Por su parte, Aegean Boat Report, respondió que su labor “ha sido apoyada públicamente por la Relatora Especial de las Naciones Unidas sobre los defensores de los derechos humanos, Mary Lawlor, y por Amnistía Internacional, que a su vez expresaron preocupación por la criminalización de los activistas de dicha ONG”.
Tommy Olsen insistió en que “no ayudan a cruzar de Turkiye a Grecia, y nunca lo hemos hecho. Nuestro trabajo se limita a monitorear, documentar y comunicarse con las autoridades cuando se localizan personas en peligro o recién llegadas, para que puedan acceder a los procedimientos de asilo garantizados por el derecho internacional y europeo”, expresó.

Alertas de organismos internacionales
Por su parte, Adriana Tidona, de Amnistía Internacional, relacionó el caso de Olsen con el de hace unos meses, cuando 24 ciudadanos fueron absueltos luego de siete años de litigios, y que podrían haber enfrentado hasta 25 años de cárcel por cargos similares. “No está directamente relacionado, pero ambos hablan del mismo contexto de hostilidad contra las ONG y contra quienes apoyan a migrantes y refugiados”, denunció Tidona.

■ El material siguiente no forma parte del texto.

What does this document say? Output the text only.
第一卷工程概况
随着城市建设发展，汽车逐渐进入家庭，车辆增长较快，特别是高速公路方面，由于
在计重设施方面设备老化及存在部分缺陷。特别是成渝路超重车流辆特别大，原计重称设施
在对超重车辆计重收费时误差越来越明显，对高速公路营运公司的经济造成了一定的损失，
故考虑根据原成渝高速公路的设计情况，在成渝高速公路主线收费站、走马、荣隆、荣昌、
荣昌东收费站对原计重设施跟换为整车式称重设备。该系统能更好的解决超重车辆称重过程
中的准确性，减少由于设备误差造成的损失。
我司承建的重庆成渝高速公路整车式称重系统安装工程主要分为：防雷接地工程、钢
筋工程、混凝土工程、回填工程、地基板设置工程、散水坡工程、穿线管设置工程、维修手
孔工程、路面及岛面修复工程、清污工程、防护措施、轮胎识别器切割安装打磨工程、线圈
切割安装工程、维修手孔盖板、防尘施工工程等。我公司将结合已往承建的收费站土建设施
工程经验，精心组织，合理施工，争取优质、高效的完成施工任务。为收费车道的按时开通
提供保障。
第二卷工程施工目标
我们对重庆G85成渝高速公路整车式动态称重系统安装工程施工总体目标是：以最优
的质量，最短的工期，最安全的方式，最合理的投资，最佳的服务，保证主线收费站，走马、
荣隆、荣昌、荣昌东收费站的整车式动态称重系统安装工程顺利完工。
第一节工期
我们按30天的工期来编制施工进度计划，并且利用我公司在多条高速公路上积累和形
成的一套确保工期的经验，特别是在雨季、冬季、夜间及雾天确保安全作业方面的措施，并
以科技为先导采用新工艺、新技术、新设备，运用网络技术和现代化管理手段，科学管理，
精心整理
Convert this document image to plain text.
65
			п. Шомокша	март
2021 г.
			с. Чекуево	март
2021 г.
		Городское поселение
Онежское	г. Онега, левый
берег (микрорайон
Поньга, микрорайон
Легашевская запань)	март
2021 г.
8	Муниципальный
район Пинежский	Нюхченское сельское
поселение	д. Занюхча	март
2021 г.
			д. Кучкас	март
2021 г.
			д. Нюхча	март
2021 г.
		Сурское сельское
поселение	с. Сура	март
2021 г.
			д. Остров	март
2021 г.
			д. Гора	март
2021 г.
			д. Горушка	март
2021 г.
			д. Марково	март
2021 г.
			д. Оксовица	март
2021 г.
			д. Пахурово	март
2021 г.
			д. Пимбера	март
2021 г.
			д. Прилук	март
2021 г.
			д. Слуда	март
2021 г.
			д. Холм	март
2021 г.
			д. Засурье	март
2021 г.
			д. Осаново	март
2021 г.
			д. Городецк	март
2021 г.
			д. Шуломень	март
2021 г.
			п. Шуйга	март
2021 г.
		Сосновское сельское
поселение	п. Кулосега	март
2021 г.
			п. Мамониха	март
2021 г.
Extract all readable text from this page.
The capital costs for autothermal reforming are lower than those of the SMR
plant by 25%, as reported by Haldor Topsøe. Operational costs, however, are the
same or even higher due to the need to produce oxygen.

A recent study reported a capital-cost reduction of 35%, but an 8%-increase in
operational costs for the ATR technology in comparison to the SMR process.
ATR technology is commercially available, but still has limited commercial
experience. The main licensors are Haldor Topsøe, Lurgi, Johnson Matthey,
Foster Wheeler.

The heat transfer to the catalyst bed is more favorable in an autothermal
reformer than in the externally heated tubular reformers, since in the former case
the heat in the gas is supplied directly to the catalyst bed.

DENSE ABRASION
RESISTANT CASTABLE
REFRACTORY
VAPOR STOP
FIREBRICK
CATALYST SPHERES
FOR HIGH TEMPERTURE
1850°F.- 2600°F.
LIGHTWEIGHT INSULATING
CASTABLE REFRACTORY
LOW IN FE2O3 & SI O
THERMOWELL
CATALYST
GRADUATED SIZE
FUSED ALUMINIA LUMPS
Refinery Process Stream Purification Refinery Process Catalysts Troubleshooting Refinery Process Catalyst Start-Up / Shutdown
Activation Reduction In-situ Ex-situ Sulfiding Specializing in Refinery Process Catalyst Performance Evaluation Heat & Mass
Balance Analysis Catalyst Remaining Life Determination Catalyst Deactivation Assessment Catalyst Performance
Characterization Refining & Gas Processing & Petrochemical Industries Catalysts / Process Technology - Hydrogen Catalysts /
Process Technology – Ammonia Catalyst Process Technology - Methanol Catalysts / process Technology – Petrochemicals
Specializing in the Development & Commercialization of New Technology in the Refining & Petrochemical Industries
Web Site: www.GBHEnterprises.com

Amnistía Internacional expresó su preocupación por la reforma de la ley migratoria griega. Tidona asegura que la administración griega no está en línea con los estándares internacionales porque el tráfico solo debe ser perseguido si hay pruebas de beneficio económico y aseguró que quienes actúan con fines humanitarios no deberían ser perseguidos. Sin embargo, Grecia no incluye esto último.
La respuesta del primer ministro griego, Kyriákos Mitsotakis, fue que los guardias fronterizos «no son un comité de bienvenida», porque el objetivo de su trabajo es proteger las fronteras de Grecia y destacó que si bien la política migratoria de su gobierno es dura. pero también “es justa”. Mitsotakis remarcó que todas las personas que entran ilegalmente al país y no tienen derecho a asilo tienen que regresar.
Así como el discurso del primer ministro griego, otros líderes europeos también se hacen eco de la retórica antiinmigración. Esto se ha evidenciado desde 2015, luego de que más de un millón de personas, en su mayoría, provenientes de Siria, llegaron a través del Mar Mediterráneo.
Este sentimiento se ha visto profundizado con el avance electoral de la extrema derecha y el apoyo popular a estos partidos, Como consecuencia, los gobiernos sin importar si están del todo a favor, se ven empujados a adoptar políticas migratorias más restrictivas.